For each Plugin registered this way there will be DetectedPlugin created with null plugin folder and name since this plugin doesn't have any local file to load it from.

Also be aware that such plugins will be added directly into available plugins list and will be returned together with other plugins which might have been loaded from JARs.

Plugin versions and filtering

This is also a pretty important topic to mention - PluginManager doesn't ignore loaded plugins IDs and versions, it uses them to ensure that the same plugin is not loaded twice and that only the latest available version of plugin is being loaded. Of course that applies only to the one-time pass of the scanning within which similar or same plugins are found.
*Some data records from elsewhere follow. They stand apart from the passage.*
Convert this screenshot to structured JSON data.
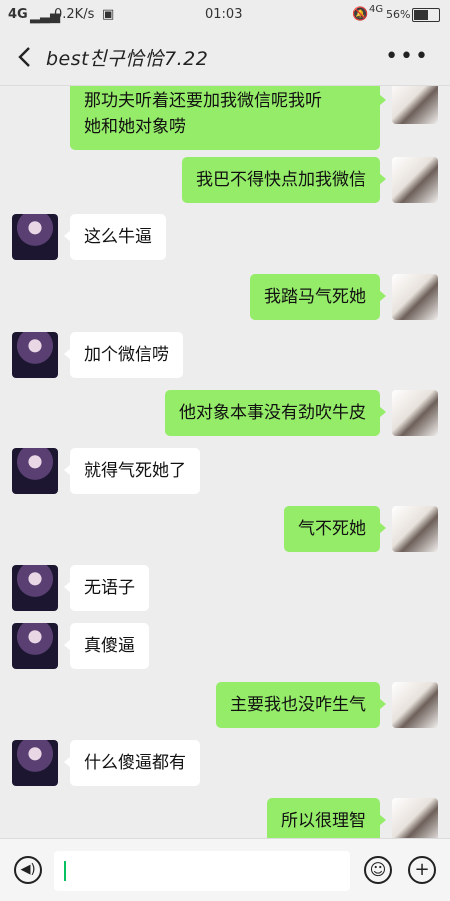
{
  "status_bar": {
    "network": "4G",
    "speed": "0.2K/s",
    "time": "01:03",
    "network_right": "4G",
    "battery": "56%"
  },
  "header": {
    "title": "best친구恰恰7.22"
  },
  "messages": [
    {
      "sender": "self",
      "text_lines": [
        "那功夫听着还要加我微信呢我听",
        "她和她对象唠"
      ]
    },
    {
      "sender": "self",
      "text_lines": [
        "我巴不得快点加我微信"
      ]
    },
    {
      "sender": "other",
      "text_lines": [
        "这么牛逼"
      ]
    },
    {
      "sender": "self",
      "text_lines": [
        "我踏马气死她"
      ]
    },
    {
      "sender": "other",
      "text_lines": [
        "加个微信唠"
      ]
    },
    {
      "sender": "self",
      "text_lines": [
        "他对象本事没有劲吹牛皮"
      ]
    },
    {
      "sender": "other",
      "text_lines": [
        "就得气死她了"
      ]
    },
    {
      "sender": "self",
      "text_lines": [
        "气不死她"
      ]
    },
    {
      "sender": "other",
      "text_lines": [
        "无语子"
      ]
    },
    {
      "sender": "other",
      "text_lines": [
        "真傻逼"
      ]
    },
    {
      "sender": "self",
      "text_lines": [
        "主要我也没咋生气"
      ]
    },
    {
      "sender": "other",
      "text_lines": [
        "什么傻逼都有"
      ]
    },
    {
      "sender": "self",
      "text_lines": [
        "所以很理智"
      ]
    }
  ],
  "input_bar": {
    "voice_icon": "voice-icon",
    "emoji_icon": "emoji-icon",
    "add_icon": "add-icon"
  }
}
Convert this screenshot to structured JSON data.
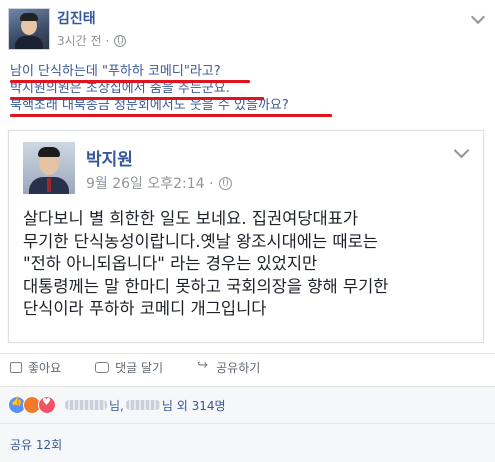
{
  "post": {
    "author": "김진태",
    "time": "3시간 전 ·",
    "lines": [
      "남이 단식하는데 \"푸하하 코메디\"라고?",
      "박지원의원은 초상집에서 춤을 추는군요.",
      "북핵초래 대북송금 청문회에서도 웃을 수 있을까요?"
    ]
  },
  "shared": {
    "author": "박지원",
    "time": "9월 26일 오후2:14 ·",
    "body": [
      "살다보니 별 희한한 일도 보네요. 집권여당대표가",
      "무기한 단식농성이랍니다.옛날 왕조시대에는 때로는",
      "\"전하  아니되옵니다\" 라는 경우는 있었지만",
      "대통령께는 말 한마디 못하고 국회의장을 향해 무기한",
      "단식이라 푸하하 코메디 개그입니다"
    ]
  },
  "actions": {
    "like": "좋아요",
    "comment": "댓글 달기",
    "share": "공유하기"
  },
  "reactions": {
    "name_suffix_1": "님,",
    "name_suffix_2": "님 외 314명",
    "icons": [
      "like-icon",
      "angry-icon",
      "love-icon"
    ]
  },
  "share_count": "공유 12회",
  "colors": {
    "link": "#365899",
    "underline": "#e0141e",
    "meta": "#90949c"
  }
}
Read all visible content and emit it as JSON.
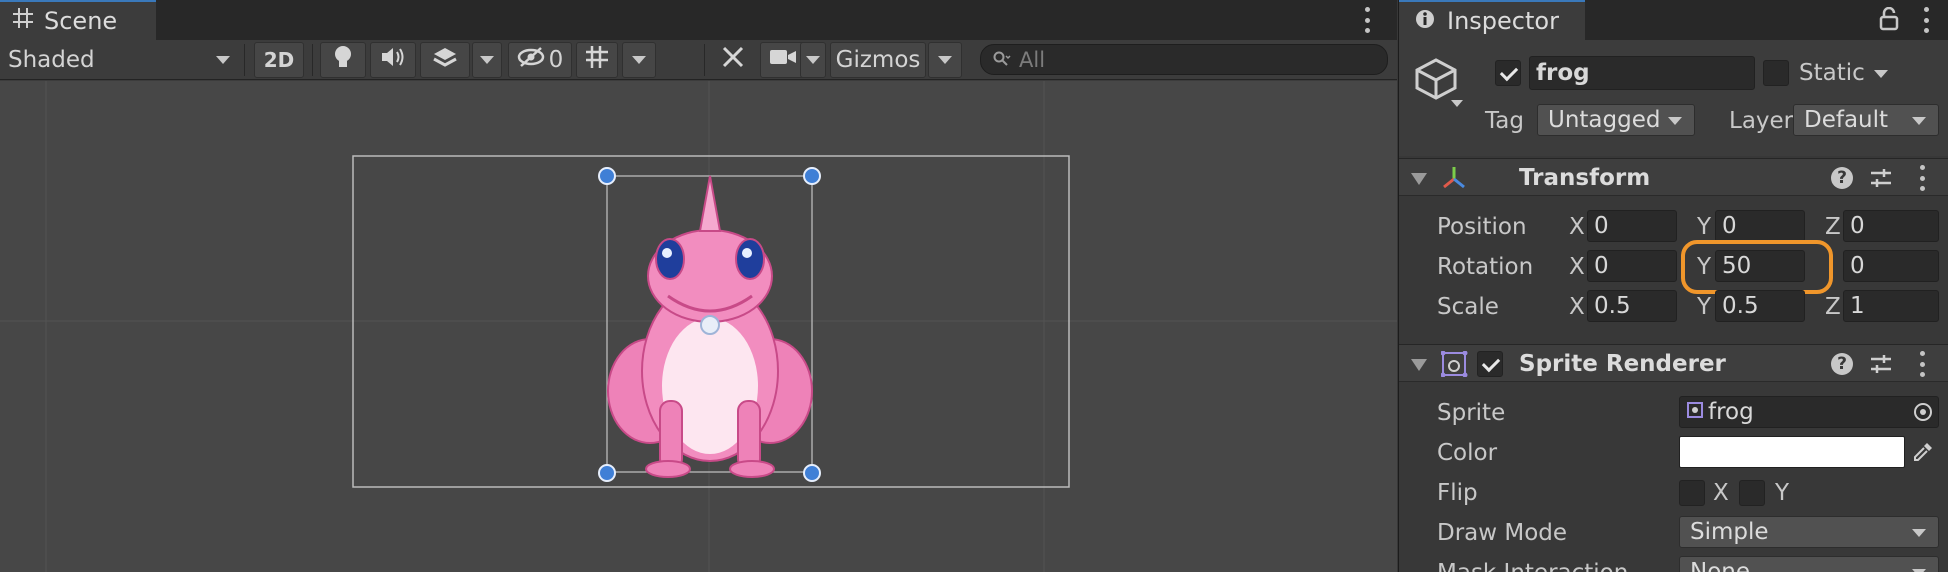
{
  "scene": {
    "tab_label": "Scene",
    "shading_mode": "Shaded",
    "mode_2d_label": "2D",
    "hidden_count": "0",
    "gizmos_label": "Gizmos",
    "search_placeholder": "All"
  },
  "inspector": {
    "tab_label": "Inspector",
    "object": {
      "name": "frog",
      "active": true,
      "static_label": "Static",
      "tag_label": "Tag",
      "tag_value": "Untagged",
      "layer_label": "Layer",
      "layer_value": "Default"
    },
    "transform": {
      "title": "Transform",
      "position": {
        "label": "Position",
        "x": "0",
        "y": "0",
        "z": "0"
      },
      "rotation": {
        "label": "Rotation",
        "x": "0",
        "y": "50",
        "z": "0"
      },
      "scale": {
        "label": "Scale",
        "x": "0.5",
        "y": "0.5",
        "z": "1"
      },
      "axis_x": "X",
      "axis_y": "Y",
      "axis_z": "Z"
    },
    "sprite_renderer": {
      "title": "Sprite Renderer",
      "enabled": true,
      "sprite_label": "Sprite",
      "sprite_value": "frog",
      "color_label": "Color",
      "color_value": "#ffffff",
      "flip_label": "Flip",
      "flip_x": "X",
      "flip_y": "Y",
      "draw_mode_label": "Draw Mode",
      "draw_mode_value": "Simple",
      "mask_interaction_label": "Mask Interaction",
      "mask_interaction_value": "None"
    }
  },
  "colors": {
    "tab_accent": "#3a79bb",
    "highlight": "#f0962b",
    "frog_pink": "#f07fb4",
    "handle_blue": "#3f7fd6"
  }
}
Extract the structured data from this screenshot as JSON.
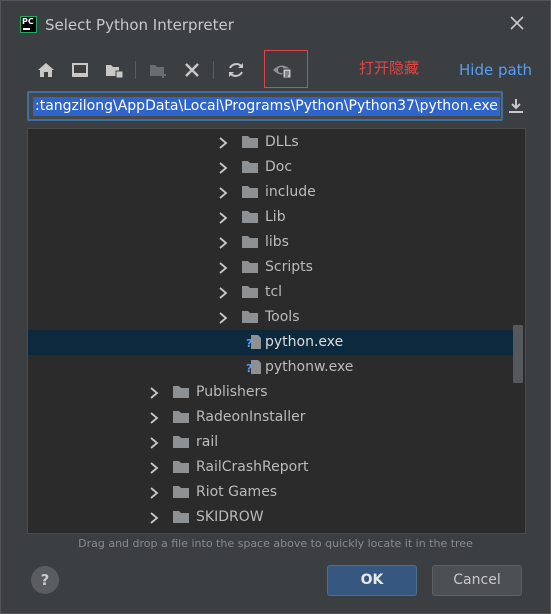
{
  "window": {
    "title": "Select Python Interpreter"
  },
  "toolbar": {
    "annotation": "打开隐藏",
    "hide_path_label": "Hide path",
    "icons": [
      "home-icon",
      "desktop-icon",
      "project-folder-icon",
      "new-folder-icon",
      "delete-icon",
      "refresh-icon",
      "show-hidden-icon"
    ]
  },
  "path": {
    "value": ":tangzilong\\AppData\\Local\\Programs\\Python\\Python37\\python.exe"
  },
  "tree": {
    "items": [
      {
        "label": "DLLs",
        "type": "folder",
        "level": 2
      },
      {
        "label": "Doc",
        "type": "folder",
        "level": 2
      },
      {
        "label": "include",
        "type": "folder",
        "level": 2
      },
      {
        "label": "Lib",
        "type": "folder",
        "level": 2
      },
      {
        "label": "libs",
        "type": "folder",
        "level": 2
      },
      {
        "label": "Scripts",
        "type": "folder",
        "level": 2
      },
      {
        "label": "tcl",
        "type": "folder",
        "level": 2
      },
      {
        "label": "Tools",
        "type": "folder",
        "level": 2
      },
      {
        "label": "python.exe",
        "type": "file",
        "level": 2,
        "selected": true
      },
      {
        "label": "pythonw.exe",
        "type": "file",
        "level": 2
      },
      {
        "label": "Publishers",
        "type": "folder",
        "level": 1
      },
      {
        "label": "RadeonInstaller",
        "type": "folder",
        "level": 1
      },
      {
        "label": "rail",
        "type": "folder",
        "level": 1
      },
      {
        "label": "RailCrashReport",
        "type": "folder",
        "level": 1
      },
      {
        "label": "Riot Games",
        "type": "folder",
        "level": 1
      },
      {
        "label": "SKIDROW",
        "type": "folder",
        "level": 1
      }
    ]
  },
  "hint": "Drag and drop a file into the space above to quickly locate it in the tree",
  "footer": {
    "help_label": "?",
    "ok_label": "OK",
    "cancel_label": "Cancel"
  },
  "colors": {
    "background": "#3c3f41",
    "tree_background": "#2b2b2b",
    "selection": "#0d293e",
    "accent_link": "#589df6",
    "annotation_red": "#e04545",
    "ok_button": "#365880"
  }
}
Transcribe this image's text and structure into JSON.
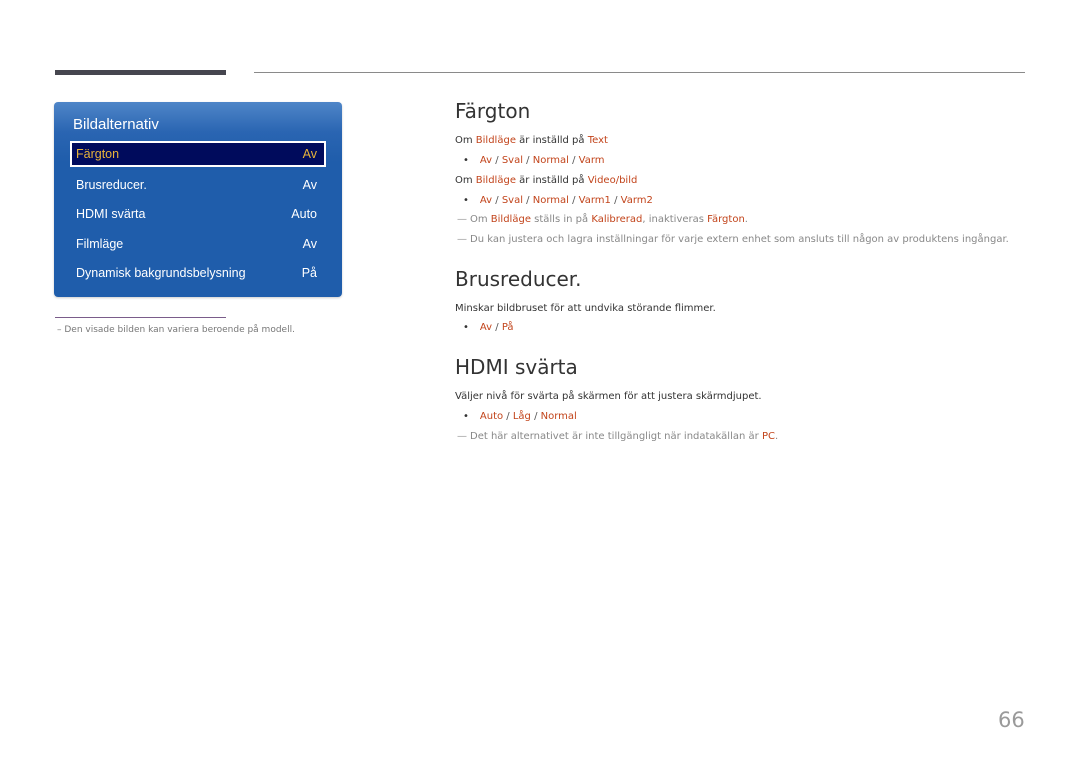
{
  "osd_menu": {
    "title": "Bildalternativ",
    "items": [
      {
        "label": "Färgton",
        "value": "Av",
        "selected": true
      },
      {
        "label": "Brusreducer.",
        "value": "Av"
      },
      {
        "label": "HDMI svärta",
        "value": "Auto"
      },
      {
        "label": "Filmläge",
        "value": "Av"
      },
      {
        "label": "Dynamisk bakgrundsbelysning",
        "value": "På"
      }
    ]
  },
  "footnote": "– Den visade bilden kan variera beroende på modell.",
  "sections": {
    "fargton": {
      "heading": "Färgton",
      "line1": {
        "pre": "Om ",
        "hl1": "Bildläge",
        "mid": " är inställd på ",
        "hl2": "Text"
      },
      "options1": [
        "Av",
        "Sval",
        "Normal",
        "Varm"
      ],
      "line2": {
        "pre": "Om ",
        "hl1": "Bildläge",
        "mid": " är inställd på ",
        "hl2": "Video/bild"
      },
      "options2": [
        "Av",
        "Sval",
        "Normal",
        "Varm1",
        "Varm2"
      ],
      "note1": {
        "pre": "Om ",
        "hl1": "Bildläge",
        "mid": " ställs in på ",
        "hl2": "Kalibrerad",
        "mid2": ", inaktiveras ",
        "hl3": "Färgton",
        "post": "."
      },
      "note2": "Du kan justera och lagra inställningar för varje extern enhet som ansluts till någon av produktens ingångar."
    },
    "brusreducer": {
      "heading": "Brusreducer.",
      "desc": "Minskar bildbruset för att undvika störande flimmer.",
      "options": [
        "Av",
        "På"
      ]
    },
    "hdmi": {
      "heading": "HDMI svärta",
      "desc": "Väljer nivå för svärta på skärmen för att justera skärmdjupet.",
      "options": [
        "Auto",
        "Låg",
        "Normal"
      ],
      "note": {
        "pre": "Det här alternativet är inte tillgängligt när indatakällan är ",
        "hl": "PC",
        "post": "."
      }
    }
  },
  "symbols": {
    "bullet": "•",
    "separator": " / ",
    "note_mark": "—"
  },
  "page_number": "66",
  "colors": {
    "accent": "#c2441b",
    "osd_blue": "#1f5dab",
    "osd_selected": "#000b5c",
    "osd_selected_text": "#e7b33a"
  }
}
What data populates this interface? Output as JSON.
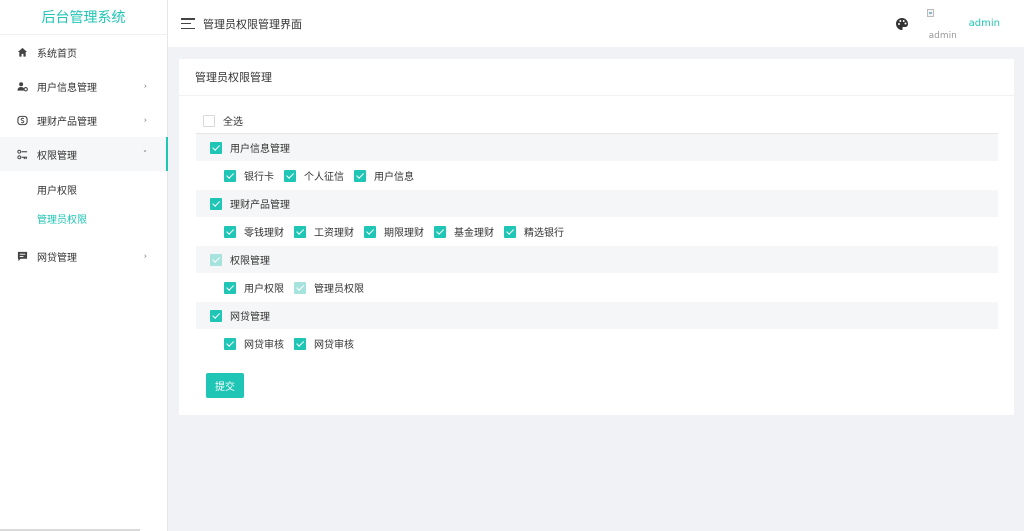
{
  "sidebar": {
    "brand": "后台管理系统",
    "items": [
      {
        "label": "系统首页",
        "icon": "home-icon"
      },
      {
        "label": "用户信息管理",
        "icon": "user-gear-icon"
      },
      {
        "label": "理财产品管理",
        "icon": "finance-icon"
      },
      {
        "label": "权限管理",
        "icon": "permission-icon",
        "open": true,
        "children": [
          {
            "label": "用户权限"
          },
          {
            "label": "管理员权限",
            "active": true
          }
        ]
      },
      {
        "label": "网贷管理",
        "icon": "message-icon"
      }
    ],
    "arrow": "›",
    "arrow_open": "˅"
  },
  "header": {
    "title": "管理员权限管理界面",
    "avatar_alt": "admin",
    "username": "admin"
  },
  "card": {
    "title": "管理员权限管理",
    "select_all": "全选",
    "groups": [
      {
        "label": "用户信息管理",
        "state": "checked",
        "children": [
          {
            "label": "银行卡",
            "state": "checked"
          },
          {
            "label": "个人征信",
            "state": "checked"
          },
          {
            "label": "用户信息",
            "state": "checked"
          }
        ]
      },
      {
        "label": "理财产品管理",
        "state": "checked",
        "children": [
          {
            "label": "零钱理财",
            "state": "checked"
          },
          {
            "label": "工资理财",
            "state": "checked"
          },
          {
            "label": "期限理财",
            "state": "checked"
          },
          {
            "label": "基金理财",
            "state": "checked"
          },
          {
            "label": "精选银行",
            "state": "checked"
          }
        ]
      },
      {
        "label": "权限管理",
        "state": "disabled-checked",
        "children": [
          {
            "label": "用户权限",
            "state": "checked"
          },
          {
            "label": "管理员权限",
            "state": "disabled-checked"
          }
        ]
      },
      {
        "label": "网贷管理",
        "state": "checked",
        "children": [
          {
            "label": "网贷审核",
            "state": "checked"
          },
          {
            "label": "网贷审核",
            "state": "checked"
          }
        ]
      }
    ],
    "submit_label": "提交"
  },
  "colors": {
    "accent": "#1fc6b5",
    "accent_light": "#a5e3dc"
  }
}
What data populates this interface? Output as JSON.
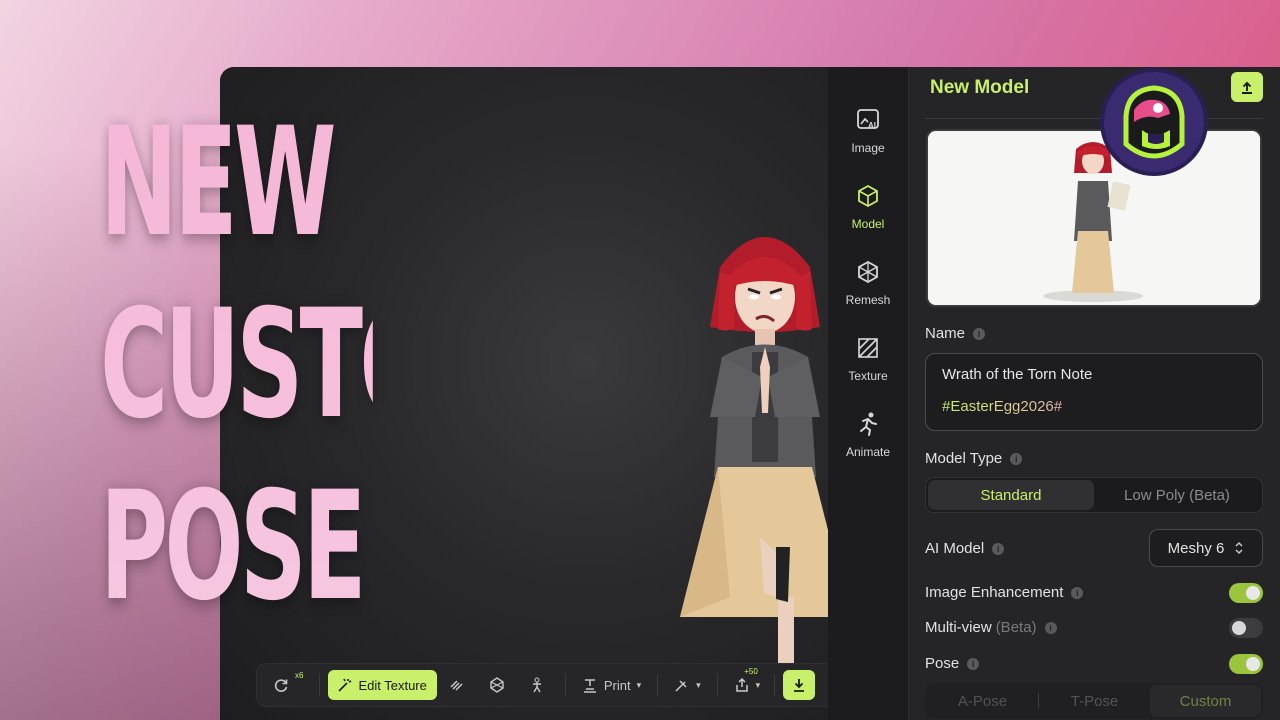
{
  "overlay": {
    "line1": "NEW",
    "line2": "CUSTOM",
    "line3": "POSE"
  },
  "rail": {
    "items": [
      {
        "label": "Image",
        "icon": "ai-image-icon"
      },
      {
        "label": "Model",
        "icon": "cube-icon"
      },
      {
        "label": "Remesh",
        "icon": "remesh-icon"
      },
      {
        "label": "Texture",
        "icon": "texture-icon"
      },
      {
        "label": "Animate",
        "icon": "running-person-icon"
      }
    ],
    "active": "Model"
  },
  "panel": {
    "title": "New Model",
    "name_label": "Name",
    "name_value": "Wrath of the Torn Note",
    "name_tag": "#EasterEgg2026#",
    "model_type_label": "Model Type",
    "model_type_options": [
      "Standard",
      "Low Poly (Beta)"
    ],
    "model_type_selected": "Standard",
    "ai_model_label": "AI Model",
    "ai_model_value": "Meshy 6",
    "image_enhancement_label": "Image Enhancement",
    "image_enhancement_on": true,
    "multiview_label": "Multi-view",
    "multiview_suffix": "(Beta)",
    "multiview_on": false,
    "pose_label": "Pose",
    "pose_on": true,
    "pose_options": [
      "A-Pose",
      "T-Pose",
      "Custom"
    ],
    "pose_selected": "Custom"
  },
  "toolbar": {
    "refresh_badge": "x6",
    "edit_texture": "Edit Texture",
    "print": "Print",
    "export_badge": "+50"
  },
  "colors": {
    "accent": "#c9f06a",
    "panel_bg": "#252527",
    "viewport_bg": "#29292b"
  }
}
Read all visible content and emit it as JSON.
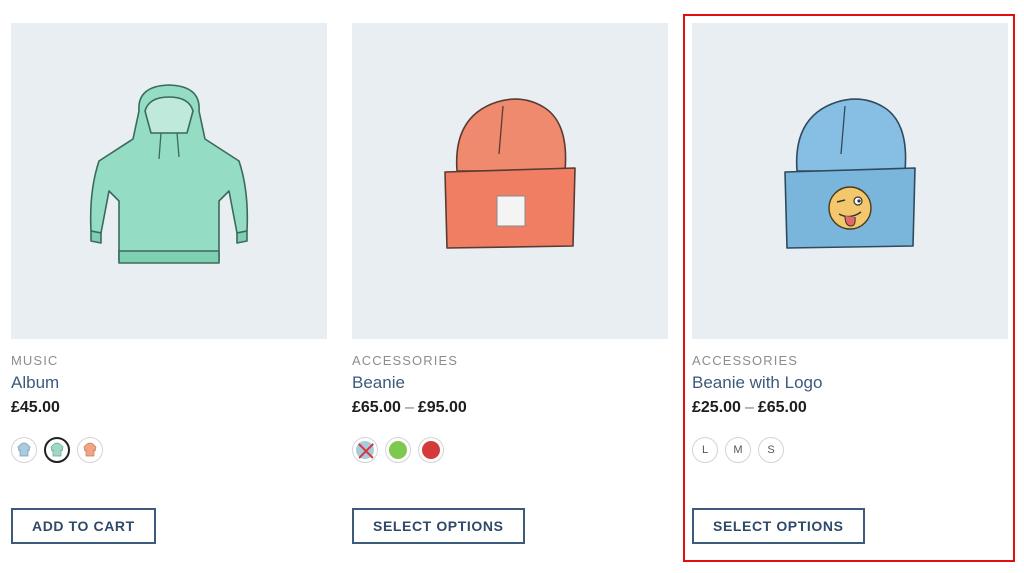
{
  "products": [
    {
      "category": "MUSIC",
      "name": "Album",
      "price": "£45.00",
      "button_label": "ADD TO CART",
      "swatches": [
        {
          "icon": "hoodie-blue-icon",
          "color": "#a9cbe0",
          "selected": false
        },
        {
          "icon": "hoodie-green-icon",
          "color": "#9fd9c6",
          "selected": true
        },
        {
          "icon": "hoodie-orange-icon",
          "color": "#f2a585",
          "selected": false
        }
      ]
    },
    {
      "category": "ACCESSORIES",
      "name": "Beanie",
      "price_low": "£65.00",
      "price_separator": "–",
      "price_high": "£95.00",
      "button_label": "SELECT OPTIONS",
      "swatches": [
        {
          "color": "#a9cbe0",
          "disabled": true
        },
        {
          "color": "#7ec850"
        },
        {
          "color": "#d43a3a"
        }
      ]
    },
    {
      "category": "ACCESSORIES",
      "name": "Beanie with Logo",
      "price_low": "£25.00",
      "price_separator": "–",
      "price_high": "£65.00",
      "button_label": "SELECT OPTIONS",
      "sizes": [
        "L",
        "M",
        "S"
      ]
    }
  ],
  "colors": {
    "accent": "#3c5a7c",
    "image_bg": "#e9eef3",
    "highlight": "#e01010",
    "hoodie": "#94dcc4",
    "beanie_orange": "#ef8a6e",
    "beanie_blue": "#86bfe3"
  }
}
This is the base filtering system implemented inside the PluginManager. You can also add your own filter on top of that. You will need this one to filter out unwanted files from loading into detected plugins list:

public void setFileFilter ( final FileFilter filter )

And this one to filter out unwanted detected plugins from initialization:

public void setPluginFilter ( final Filter<DetectedPlugin<T>> pluginFilter )
Plugin construction

As I have mentioned before - PluginManager uses Reflection to construct any given Plugin using its empty constructor. But there is one more important thing - how exactly plugin's JAR and its dependencies are handled and loaded into classpath.

By default PluginManager adds plugin's JAR and its dependencies straight into the main application classpath without creating additional class loaders. You can read here how this done.

There is also a second option which is switched off by default - new class loader creation for each separate plugin. It can be enabled using this method:

public void setCreateNewClassLoader ( final boolean createNewClassLoader )

But be aware that you have to be careful with class usage within your plugin in that case.


Summary

This is basically all you need to know about PluginManager to successfully use it within your own project.

Plugins API approach I have used as an example in this article is only an option - you can always choose your own way to handle different plugins within your application.